Olive sank back into her seat and bowed her head over her half-finished tea. The smell drifted upward, the particular spice of her mother’s favorite Ceylon blend. The tea probably cost more than the coal, but Mrs. Van Alan couldn’t seem to give that up, either. Tea and rubies.

It was the bitterest thing, wasn’t it, to come down in the world. To watch your extravagant dreams disintegrate into the rug of your cold and narrow parlor. Your favorite things disappear, one by one, until there was nothing left of you.

What would Olive’s mother do, if Olive ran off to the sunshine with her lover?

A heavy knock sounded from the hallway, and it seemed to Olive like the final scene of a Mozart opera, when Death pounded like a bass drum upon Giovanni’s sinful door.

Mrs. Van Alan placed her napkin next to her plate and rose from her chair.

“That will be Mr. Jungmann,” she said.





Twenty-one




JULY 1920


Lucy


“Miss Young?”

John Ravenel was waiting for her by the El, standing on the top of the steps, his hat in one hand, unconcerned amid the dust and the grime, the stream of people leaving the train. They eddied around him as he stepped easily forward, taking Lucy’s arm and tucking it comfortably beneath his own.

Lucy pulled away a little. “How—how did you know I would take this train?”

“It’s the nearest to the studio.” John Ravenel smiled down at her as if he hadn’t a care in the world, and, despite herself, Lucy felt her spirits rising in response, all her carefully cutting arguments as to why she shouldn’t be here dissolving.

“The studio?”

“Shoot. I’ve gone and given it away.” John Ravenel’s teeth flashed in a grin. “Never mind. Pretend to be surprised when I open the door, won’t you?”

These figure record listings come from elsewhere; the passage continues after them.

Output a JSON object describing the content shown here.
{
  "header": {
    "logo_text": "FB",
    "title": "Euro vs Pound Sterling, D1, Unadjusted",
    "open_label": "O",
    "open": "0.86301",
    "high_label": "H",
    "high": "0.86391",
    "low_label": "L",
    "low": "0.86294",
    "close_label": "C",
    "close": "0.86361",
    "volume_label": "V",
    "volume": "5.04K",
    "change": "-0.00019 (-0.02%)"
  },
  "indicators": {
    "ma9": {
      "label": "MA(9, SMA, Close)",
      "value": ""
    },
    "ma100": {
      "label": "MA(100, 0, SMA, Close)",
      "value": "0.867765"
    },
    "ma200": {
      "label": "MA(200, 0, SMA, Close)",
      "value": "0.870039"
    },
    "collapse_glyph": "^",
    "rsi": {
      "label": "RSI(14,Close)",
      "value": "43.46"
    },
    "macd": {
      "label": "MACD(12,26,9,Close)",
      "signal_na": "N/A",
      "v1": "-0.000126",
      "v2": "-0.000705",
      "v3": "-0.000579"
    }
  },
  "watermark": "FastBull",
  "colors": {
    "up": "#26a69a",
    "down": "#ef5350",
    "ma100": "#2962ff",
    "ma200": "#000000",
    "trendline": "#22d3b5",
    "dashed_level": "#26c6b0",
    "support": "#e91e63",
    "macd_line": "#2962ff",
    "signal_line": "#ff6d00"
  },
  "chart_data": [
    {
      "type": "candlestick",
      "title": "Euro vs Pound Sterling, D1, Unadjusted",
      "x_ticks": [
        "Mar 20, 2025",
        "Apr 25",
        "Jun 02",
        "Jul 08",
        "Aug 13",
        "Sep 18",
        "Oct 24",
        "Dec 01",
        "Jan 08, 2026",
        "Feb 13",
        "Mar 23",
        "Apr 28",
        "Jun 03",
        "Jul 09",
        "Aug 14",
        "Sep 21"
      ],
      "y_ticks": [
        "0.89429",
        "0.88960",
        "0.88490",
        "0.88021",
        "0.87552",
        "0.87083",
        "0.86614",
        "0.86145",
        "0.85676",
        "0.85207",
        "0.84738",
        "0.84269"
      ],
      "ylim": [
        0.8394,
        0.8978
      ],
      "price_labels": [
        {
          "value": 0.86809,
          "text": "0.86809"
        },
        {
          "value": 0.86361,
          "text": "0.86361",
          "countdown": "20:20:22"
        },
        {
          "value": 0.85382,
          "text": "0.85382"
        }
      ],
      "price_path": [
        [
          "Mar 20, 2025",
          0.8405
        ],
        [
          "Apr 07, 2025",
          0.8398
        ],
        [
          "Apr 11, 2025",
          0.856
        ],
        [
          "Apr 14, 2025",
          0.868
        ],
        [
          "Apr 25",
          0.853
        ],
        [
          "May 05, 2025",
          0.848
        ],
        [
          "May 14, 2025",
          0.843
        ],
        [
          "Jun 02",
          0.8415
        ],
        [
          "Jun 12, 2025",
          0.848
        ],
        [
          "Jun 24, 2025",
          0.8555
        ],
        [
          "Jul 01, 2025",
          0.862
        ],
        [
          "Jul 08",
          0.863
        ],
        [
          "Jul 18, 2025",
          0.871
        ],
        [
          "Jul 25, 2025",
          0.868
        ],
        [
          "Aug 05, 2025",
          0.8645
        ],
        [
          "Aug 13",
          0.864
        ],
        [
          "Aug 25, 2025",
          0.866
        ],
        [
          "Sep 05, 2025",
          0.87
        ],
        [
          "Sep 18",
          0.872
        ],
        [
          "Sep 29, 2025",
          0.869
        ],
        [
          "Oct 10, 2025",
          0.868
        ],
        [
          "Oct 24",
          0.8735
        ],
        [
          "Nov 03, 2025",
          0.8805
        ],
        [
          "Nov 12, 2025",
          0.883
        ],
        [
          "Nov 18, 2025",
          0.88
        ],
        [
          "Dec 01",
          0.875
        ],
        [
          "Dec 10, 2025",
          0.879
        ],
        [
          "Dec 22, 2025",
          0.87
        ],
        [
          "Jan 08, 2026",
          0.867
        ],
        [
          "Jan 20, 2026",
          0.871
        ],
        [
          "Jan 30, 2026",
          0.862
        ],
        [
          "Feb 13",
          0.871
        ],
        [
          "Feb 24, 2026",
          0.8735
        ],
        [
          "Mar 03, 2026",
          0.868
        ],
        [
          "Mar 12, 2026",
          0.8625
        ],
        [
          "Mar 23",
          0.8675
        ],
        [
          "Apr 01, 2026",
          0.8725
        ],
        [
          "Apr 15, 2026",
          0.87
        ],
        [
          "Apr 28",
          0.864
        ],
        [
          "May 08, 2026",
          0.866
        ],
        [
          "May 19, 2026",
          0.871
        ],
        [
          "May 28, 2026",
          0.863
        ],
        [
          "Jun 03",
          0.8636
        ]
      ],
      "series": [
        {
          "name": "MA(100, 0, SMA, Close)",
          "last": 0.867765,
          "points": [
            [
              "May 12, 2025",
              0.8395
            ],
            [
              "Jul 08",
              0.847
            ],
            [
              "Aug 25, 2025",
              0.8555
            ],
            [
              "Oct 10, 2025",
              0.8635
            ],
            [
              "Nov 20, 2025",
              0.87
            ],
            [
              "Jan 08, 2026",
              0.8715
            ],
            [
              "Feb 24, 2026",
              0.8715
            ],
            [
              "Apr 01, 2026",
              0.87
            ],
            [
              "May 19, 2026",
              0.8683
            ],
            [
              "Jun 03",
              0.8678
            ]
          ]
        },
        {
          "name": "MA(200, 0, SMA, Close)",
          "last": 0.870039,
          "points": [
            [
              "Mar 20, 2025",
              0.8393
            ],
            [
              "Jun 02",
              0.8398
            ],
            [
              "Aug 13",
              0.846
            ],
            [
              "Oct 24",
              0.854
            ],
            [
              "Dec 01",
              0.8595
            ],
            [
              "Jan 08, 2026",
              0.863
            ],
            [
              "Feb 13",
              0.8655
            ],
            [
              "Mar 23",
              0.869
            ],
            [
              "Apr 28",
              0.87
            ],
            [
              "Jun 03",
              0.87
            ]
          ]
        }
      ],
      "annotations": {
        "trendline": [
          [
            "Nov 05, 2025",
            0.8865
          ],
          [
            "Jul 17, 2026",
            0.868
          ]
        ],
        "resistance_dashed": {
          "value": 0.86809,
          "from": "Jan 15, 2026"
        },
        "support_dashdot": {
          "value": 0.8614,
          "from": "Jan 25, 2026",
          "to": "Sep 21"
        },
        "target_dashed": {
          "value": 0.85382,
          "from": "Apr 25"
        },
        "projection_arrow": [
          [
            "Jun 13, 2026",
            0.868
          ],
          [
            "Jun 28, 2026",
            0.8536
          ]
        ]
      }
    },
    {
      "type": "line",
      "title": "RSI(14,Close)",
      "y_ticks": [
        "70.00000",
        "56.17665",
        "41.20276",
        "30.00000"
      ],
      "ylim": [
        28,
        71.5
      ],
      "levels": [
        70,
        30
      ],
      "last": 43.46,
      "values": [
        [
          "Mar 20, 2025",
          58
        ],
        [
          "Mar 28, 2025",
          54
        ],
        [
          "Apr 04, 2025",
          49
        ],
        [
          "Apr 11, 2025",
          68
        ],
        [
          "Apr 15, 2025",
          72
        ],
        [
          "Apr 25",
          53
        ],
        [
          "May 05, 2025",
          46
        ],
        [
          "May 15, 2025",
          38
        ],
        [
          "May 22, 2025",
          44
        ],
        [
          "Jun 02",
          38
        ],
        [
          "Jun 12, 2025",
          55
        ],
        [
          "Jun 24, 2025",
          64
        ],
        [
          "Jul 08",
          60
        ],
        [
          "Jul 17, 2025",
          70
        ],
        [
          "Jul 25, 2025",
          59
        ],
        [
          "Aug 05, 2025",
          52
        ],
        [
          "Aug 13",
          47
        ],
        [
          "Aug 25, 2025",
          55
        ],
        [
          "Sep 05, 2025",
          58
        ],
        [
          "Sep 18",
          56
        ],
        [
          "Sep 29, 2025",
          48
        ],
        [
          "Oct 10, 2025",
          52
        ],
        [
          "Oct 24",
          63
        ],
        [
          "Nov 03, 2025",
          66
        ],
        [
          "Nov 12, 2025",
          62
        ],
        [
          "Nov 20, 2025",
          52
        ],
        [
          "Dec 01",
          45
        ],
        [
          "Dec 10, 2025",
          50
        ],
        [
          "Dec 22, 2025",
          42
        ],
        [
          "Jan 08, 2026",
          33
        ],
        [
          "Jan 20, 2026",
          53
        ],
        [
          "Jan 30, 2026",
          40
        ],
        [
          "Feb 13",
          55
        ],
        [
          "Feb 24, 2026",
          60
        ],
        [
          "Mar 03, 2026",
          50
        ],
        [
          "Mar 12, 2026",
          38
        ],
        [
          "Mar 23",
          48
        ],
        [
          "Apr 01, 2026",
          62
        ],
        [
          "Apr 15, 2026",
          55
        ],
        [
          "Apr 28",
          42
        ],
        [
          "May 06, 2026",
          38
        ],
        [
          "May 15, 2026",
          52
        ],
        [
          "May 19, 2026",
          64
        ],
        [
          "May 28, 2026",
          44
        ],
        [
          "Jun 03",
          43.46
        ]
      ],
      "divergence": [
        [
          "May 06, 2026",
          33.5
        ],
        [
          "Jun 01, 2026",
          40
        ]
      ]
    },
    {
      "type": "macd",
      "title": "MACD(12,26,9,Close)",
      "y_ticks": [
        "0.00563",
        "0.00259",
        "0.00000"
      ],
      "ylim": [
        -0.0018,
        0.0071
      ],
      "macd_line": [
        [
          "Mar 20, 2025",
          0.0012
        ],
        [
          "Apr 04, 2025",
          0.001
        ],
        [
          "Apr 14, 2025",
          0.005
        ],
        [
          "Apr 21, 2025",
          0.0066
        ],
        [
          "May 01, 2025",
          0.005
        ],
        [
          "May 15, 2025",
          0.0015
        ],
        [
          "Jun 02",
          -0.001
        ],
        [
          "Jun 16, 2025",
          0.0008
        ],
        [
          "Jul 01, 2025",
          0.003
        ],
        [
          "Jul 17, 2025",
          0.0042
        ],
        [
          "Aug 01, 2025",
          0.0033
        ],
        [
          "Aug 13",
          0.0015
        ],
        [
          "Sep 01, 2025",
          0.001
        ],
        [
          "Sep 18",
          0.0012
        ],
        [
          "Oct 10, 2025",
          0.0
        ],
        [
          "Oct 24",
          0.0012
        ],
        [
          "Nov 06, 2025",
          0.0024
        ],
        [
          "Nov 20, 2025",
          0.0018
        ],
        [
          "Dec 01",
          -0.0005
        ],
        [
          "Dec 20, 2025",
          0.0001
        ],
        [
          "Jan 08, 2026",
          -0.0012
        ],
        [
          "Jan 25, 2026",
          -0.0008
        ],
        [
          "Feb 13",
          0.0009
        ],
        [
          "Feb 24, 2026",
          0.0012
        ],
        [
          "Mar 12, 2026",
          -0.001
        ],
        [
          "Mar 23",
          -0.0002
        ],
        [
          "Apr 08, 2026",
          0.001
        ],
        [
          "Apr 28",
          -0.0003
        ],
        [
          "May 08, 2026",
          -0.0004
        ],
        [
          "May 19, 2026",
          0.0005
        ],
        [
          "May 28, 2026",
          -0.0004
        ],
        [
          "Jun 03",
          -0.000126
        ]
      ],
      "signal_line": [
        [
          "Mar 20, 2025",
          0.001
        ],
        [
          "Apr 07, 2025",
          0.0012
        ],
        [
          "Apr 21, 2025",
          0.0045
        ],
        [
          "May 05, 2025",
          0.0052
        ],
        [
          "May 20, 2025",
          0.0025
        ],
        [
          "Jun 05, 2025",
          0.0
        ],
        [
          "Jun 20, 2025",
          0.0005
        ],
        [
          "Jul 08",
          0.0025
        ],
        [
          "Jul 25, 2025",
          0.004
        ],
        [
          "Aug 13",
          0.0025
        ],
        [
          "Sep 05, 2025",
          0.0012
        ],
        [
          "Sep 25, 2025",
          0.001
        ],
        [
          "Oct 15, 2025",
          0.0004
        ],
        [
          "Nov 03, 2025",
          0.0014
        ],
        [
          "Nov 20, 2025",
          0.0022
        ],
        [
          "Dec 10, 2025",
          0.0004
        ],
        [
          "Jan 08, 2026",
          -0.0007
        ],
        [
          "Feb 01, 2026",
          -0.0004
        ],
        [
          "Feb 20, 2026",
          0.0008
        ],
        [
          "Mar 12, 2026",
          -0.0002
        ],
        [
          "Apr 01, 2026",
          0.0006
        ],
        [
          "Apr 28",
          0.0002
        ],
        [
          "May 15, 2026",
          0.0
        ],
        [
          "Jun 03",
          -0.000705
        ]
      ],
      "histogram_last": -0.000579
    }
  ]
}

“I won’t need to pretend.” Lucy held on to her hat as she hurried to keep up with him. “I haven’t the faintest notion of what you’re talking about!”

Apologetically, John Ravenel slowed his steps. “My favorite place in New York. It’s—well, you could call it my refuge. I never showed it to— Let’s just say that I’ve never showed it to anyone before.”

“My.” Lucy couldn’t think what else to say. The block they were traversing, still at a brisk clip, was lined with old brownstones, houses that might have been workers’ homes once. It was a part of the city she knew not at all. “You said studio . . . Do you paint? I can’t quite imagine you in a floppy hat and a great bow of a necktie!”

John Ravenel laughed, a great rumble of a laugh, and the sunshine seemed to brighten on the stoops and windows. “It’s not an official uniform, you know, any more than spectacles are for professors. But, no, I don’t paint.” As they reached number 147, he paused, looking down at Lucy. “But that doesn’t mean I don’t appreciate beauty when I see it.”

Lucy could feel the blood rise in her cheeks. From the heat of the day, of course. And the exertion of the walk. Mr. Ravenel was an art dealer. Finding beauty was his business.

Beauty with a price tag.

“Is it hard,” she asked, as Mr. Ravenel set his hand to the knocker, “finding beauty, only to have to give it away again?”

“I don’t give it away; I sell it, hopefully for a profit.” He leaned against the doorframe. “You learn a certain detachment after a while. And there’s the excitement of knowing that there’s always another and another and another. Ah, Luisa! I didn’t know you were in residence.”

A woman had opened the door. At least, Lucy inferred from the curves of chest and hip that she was a woman. Her hair was shingled and she wore trousers. Smoke rose from the cigarette that she held in one hand.

“The work,” she said, gesticulating with a trail of ash, “it struggles to be born.”

“And Mrs. Whitney provides a good free meal,” said Mr. Ravenel, sotto voce. In his normal voice, he said, “Show it to me when you’re done. I might be able to find a home for it.” To Lucy, he added, “Luisa is a sculptor.”

“Does she own this house?” Their hostess, if such she was, was already trailing away, through a door into a room dotted with easels.